According to the Energy Information Administration, this shale had remaining reserves of 17.7 Tcf of gas and was producing 2.7 Tcf/year in 2012. 

This means about five years of remaining production. As a gas field becomes depleted the cost of production increases. By the time LNG exports begin, production costs for Chesapeake may be climbing past the current break even price of $4.5/mbtu and make the whole plan uneconomical. 

By the time LNG exports really take off (in 2017), the company's Haynesville shale fields will nearly be empty. Meanwhile $4 billion in debt will come due (through 2017).

ConocoPhillips: firing on all cylinders

Company Yield 20 yr dividend growth (CAGR) 5 yr dividend growth (CAGR) Payout Ratio
COP 3.9% 7.81% 7.17% 37%
CHK 1.3 9.66% 3.13% 48%
IND AVG 2%      

Data from Fastgraphs

Company PE ROA ROE Operating Margin Net Margin
COP 11.5 7.8% 18.3% 25.8% 15.7%
CHK 37.8 1.10% 3.70% 11.80% 2.70%
IND AVG 28.8 3.3% 7.1% 18.7% 9.2%

Data from Morningstar

As seen above, ConocoPhillips is doing phenomenally well.

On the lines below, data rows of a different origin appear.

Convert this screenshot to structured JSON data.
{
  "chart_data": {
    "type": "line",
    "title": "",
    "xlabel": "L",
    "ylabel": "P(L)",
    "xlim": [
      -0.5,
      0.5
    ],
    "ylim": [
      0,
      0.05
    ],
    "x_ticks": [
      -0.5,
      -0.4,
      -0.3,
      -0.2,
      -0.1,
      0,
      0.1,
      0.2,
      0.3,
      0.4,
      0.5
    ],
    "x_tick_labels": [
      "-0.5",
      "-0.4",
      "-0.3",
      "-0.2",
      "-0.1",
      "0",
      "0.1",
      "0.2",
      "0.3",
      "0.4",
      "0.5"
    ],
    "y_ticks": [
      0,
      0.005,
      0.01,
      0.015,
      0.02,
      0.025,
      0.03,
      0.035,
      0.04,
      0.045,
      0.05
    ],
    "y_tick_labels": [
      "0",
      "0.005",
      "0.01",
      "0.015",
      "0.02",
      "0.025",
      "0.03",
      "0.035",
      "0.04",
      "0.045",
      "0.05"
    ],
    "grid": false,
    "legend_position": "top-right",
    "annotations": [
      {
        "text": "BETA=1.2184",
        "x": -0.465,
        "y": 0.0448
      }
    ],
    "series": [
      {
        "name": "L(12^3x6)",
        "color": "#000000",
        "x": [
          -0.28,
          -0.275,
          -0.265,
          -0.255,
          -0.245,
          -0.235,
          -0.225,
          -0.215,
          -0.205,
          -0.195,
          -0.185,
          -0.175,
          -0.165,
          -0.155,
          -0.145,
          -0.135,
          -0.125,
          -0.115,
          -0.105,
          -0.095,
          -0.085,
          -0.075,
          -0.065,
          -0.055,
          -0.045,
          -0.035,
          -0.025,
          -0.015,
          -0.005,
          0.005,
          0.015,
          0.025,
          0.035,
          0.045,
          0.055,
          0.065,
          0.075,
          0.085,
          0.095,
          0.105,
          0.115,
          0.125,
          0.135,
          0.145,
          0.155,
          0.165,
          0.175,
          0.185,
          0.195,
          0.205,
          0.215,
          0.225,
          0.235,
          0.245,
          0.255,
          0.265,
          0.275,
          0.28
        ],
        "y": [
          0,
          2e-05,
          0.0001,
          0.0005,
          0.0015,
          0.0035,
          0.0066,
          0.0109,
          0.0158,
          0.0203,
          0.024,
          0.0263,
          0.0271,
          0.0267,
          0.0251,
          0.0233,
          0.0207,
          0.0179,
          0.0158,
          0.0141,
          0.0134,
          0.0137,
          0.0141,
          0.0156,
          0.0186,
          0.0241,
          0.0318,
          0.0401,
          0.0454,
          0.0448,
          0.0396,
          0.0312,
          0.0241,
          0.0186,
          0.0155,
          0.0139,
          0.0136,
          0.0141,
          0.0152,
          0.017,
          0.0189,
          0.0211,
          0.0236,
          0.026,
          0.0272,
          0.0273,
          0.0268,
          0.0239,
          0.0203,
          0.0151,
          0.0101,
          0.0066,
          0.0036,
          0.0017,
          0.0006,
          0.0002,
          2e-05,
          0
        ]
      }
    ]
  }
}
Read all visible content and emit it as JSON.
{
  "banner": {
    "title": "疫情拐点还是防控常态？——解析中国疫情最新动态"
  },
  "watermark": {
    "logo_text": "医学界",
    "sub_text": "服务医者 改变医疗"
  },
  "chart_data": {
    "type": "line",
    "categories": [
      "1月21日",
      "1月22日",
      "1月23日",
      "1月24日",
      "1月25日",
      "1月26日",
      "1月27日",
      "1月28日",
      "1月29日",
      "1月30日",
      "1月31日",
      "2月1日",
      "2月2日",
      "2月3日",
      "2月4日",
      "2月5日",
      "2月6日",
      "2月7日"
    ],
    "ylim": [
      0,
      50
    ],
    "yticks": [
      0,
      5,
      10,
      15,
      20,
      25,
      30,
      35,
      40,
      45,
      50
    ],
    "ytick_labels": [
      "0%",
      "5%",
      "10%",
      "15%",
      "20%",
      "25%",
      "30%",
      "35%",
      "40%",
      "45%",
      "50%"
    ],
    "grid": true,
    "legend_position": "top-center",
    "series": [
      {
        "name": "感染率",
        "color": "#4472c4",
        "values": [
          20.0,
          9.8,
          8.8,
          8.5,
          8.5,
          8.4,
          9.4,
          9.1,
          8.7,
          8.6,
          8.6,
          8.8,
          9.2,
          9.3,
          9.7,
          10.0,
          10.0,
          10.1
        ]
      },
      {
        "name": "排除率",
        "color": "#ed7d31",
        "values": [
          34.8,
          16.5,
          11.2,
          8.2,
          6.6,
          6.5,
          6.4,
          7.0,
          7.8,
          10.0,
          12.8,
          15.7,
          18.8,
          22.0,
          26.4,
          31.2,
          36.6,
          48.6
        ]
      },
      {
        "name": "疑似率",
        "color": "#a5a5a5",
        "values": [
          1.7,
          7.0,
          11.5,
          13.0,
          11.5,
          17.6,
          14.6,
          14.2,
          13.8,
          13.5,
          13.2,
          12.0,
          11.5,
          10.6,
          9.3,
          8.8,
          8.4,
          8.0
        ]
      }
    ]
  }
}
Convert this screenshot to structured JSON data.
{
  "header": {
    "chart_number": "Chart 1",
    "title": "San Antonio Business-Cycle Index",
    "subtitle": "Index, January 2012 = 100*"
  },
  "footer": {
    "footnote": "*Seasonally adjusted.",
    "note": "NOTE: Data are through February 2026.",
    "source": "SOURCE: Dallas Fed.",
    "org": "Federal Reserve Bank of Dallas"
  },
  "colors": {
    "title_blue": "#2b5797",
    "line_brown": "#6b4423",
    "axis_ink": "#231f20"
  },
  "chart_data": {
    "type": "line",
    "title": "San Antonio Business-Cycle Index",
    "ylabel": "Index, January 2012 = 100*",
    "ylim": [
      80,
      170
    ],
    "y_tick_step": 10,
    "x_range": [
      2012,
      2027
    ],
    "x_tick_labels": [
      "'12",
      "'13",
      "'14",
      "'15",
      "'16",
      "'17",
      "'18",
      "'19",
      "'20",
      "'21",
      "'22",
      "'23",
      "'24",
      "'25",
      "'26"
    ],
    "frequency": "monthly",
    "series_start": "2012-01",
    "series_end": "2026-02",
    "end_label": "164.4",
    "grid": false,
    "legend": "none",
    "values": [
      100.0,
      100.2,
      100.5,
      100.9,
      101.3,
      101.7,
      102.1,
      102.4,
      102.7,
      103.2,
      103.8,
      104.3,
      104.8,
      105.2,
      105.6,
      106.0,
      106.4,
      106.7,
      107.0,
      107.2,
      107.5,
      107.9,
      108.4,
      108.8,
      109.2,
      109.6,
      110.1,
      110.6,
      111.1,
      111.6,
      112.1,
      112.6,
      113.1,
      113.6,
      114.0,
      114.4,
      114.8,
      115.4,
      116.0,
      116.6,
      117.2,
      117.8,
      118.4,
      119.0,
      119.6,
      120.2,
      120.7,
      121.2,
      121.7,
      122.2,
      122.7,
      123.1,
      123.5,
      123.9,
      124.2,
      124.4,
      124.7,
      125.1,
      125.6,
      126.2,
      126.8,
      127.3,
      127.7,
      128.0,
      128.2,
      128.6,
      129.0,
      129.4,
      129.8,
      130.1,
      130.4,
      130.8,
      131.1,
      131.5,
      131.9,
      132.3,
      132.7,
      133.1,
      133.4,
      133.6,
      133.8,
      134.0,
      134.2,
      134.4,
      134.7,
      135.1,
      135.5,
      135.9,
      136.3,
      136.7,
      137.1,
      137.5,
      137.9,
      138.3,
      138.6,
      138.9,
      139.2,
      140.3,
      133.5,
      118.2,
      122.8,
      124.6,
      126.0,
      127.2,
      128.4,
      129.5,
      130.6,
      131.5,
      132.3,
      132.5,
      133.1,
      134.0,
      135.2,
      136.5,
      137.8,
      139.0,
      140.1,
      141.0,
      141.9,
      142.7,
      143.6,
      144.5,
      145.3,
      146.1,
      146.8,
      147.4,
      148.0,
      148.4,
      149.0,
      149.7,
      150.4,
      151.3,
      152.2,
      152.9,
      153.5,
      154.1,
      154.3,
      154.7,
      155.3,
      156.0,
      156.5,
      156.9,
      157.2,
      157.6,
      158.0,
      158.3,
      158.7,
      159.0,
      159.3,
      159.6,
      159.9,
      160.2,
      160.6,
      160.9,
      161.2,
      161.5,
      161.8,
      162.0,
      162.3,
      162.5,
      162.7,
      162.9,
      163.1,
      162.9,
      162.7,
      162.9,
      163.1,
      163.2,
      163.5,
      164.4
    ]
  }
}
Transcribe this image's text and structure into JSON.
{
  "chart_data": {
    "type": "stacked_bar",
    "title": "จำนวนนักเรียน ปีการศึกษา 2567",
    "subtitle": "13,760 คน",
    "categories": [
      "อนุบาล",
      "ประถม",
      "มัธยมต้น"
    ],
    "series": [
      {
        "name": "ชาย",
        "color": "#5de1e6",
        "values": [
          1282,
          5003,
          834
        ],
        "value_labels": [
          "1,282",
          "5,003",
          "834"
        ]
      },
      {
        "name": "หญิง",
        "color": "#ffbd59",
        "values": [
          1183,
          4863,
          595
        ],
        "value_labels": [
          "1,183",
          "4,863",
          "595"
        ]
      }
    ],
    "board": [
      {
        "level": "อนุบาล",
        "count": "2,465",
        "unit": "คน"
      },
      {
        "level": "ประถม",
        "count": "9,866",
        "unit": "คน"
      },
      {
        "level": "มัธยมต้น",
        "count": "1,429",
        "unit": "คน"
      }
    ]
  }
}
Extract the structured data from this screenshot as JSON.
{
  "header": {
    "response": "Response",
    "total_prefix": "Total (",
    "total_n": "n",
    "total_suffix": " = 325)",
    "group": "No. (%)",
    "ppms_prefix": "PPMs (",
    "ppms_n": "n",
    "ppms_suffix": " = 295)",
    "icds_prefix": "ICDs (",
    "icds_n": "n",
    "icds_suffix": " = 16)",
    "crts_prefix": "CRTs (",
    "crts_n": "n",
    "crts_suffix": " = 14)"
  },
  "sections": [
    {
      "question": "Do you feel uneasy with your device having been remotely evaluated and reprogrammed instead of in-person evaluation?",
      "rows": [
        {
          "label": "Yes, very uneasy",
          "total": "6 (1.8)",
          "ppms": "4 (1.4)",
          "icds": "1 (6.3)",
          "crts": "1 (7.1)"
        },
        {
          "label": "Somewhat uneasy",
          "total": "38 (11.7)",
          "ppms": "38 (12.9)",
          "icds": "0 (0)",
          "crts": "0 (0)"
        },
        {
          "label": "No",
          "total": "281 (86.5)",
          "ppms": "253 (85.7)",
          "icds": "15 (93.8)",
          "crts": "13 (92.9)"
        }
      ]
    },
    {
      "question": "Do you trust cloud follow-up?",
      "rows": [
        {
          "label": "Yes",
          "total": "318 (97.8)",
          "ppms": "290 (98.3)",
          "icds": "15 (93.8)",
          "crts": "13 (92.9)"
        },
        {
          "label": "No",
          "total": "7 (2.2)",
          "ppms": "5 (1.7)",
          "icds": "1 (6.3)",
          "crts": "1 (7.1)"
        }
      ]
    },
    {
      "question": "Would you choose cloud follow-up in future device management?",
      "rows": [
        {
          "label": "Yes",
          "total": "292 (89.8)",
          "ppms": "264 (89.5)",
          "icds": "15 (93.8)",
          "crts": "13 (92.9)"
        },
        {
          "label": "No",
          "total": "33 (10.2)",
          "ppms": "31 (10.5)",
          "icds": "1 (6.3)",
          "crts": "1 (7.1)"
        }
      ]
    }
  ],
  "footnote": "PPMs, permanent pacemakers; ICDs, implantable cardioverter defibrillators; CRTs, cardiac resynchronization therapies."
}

It boasts operating efficiences two or three times that of the industry average (and six to seven times that of Chesapeake) as well as superior profitability. 

Its yield is double the industry average and three times that of Chesapeake; yet its payout ratio is low enough to make the dividend both secure and capable of strong and consistent growth. 

These are two of the three reasons to invest in ConocoPhillips, but there is a third, and it's the most impressive -- the company's growth strategy.

Between 2012 and 2013 ConocoPhillips sold $12 billion in low margin, non-core assets and reinvested it into higher margin (mostly North American) regions such as the Eagle Ford, Bakken, Permian Basin, and Alberta tar sands.

The company is laser-focused on delivering double-digit total returns by delivering three things: 3%-5% production growth, 3%-5% margin growth, and a strong, sustainable dividend.

In 2013 they met these goals with 11% margin growth, a 167% reserve replacement rate, and 4.5% dividend growth. 

The remarkable reserve growth is likely to continue, with the CEO stating that he expects that the company will ultimately book five times the reserves from Bakken and Eagle Ford acreages. 
 
The investments in the prolific Bakken and Eagle Ford regions have yielded spectacular results:
  • 2013 oil production up 24%
  • Bakken production up 60%
  • Eagle Ford production growth from 2013-2017 projected to be 20% CAGR.
  • Eagle Ford reserves increased by 39% in 2013 
Perhaps most exciting is that the fastest growing areas in production (shale oil and tar sands have projected CAGR of 22% and 21% from 2013-2017, respectively) are also the highest margin. The company estimates it will net $40+/barrel from shale oil and $30/barrel-$40/barrel from tar sands over the next four years.

Bottom line
Chesapeake Energy is a value trap but without the value. Its gas assets are aging and its production costs are about to start rising, placing additional stress on a company that's struggling just to break even. The dividend is anything but safe, yet the valuation is pricing in amazing growth that management has no track record of delivering. Meanwhile, ConocoPhillips continues to under-promise and over-deliver (and what they are promising is pretty amazing). With a generous yield and booming production from shale formations, long-term dividend growth should continue near its historical average (6%-7%). This should ensure market-beating returns based on dividends alone. If the valuation expands to match the industry average then patient investors will be richly rewarded indeed.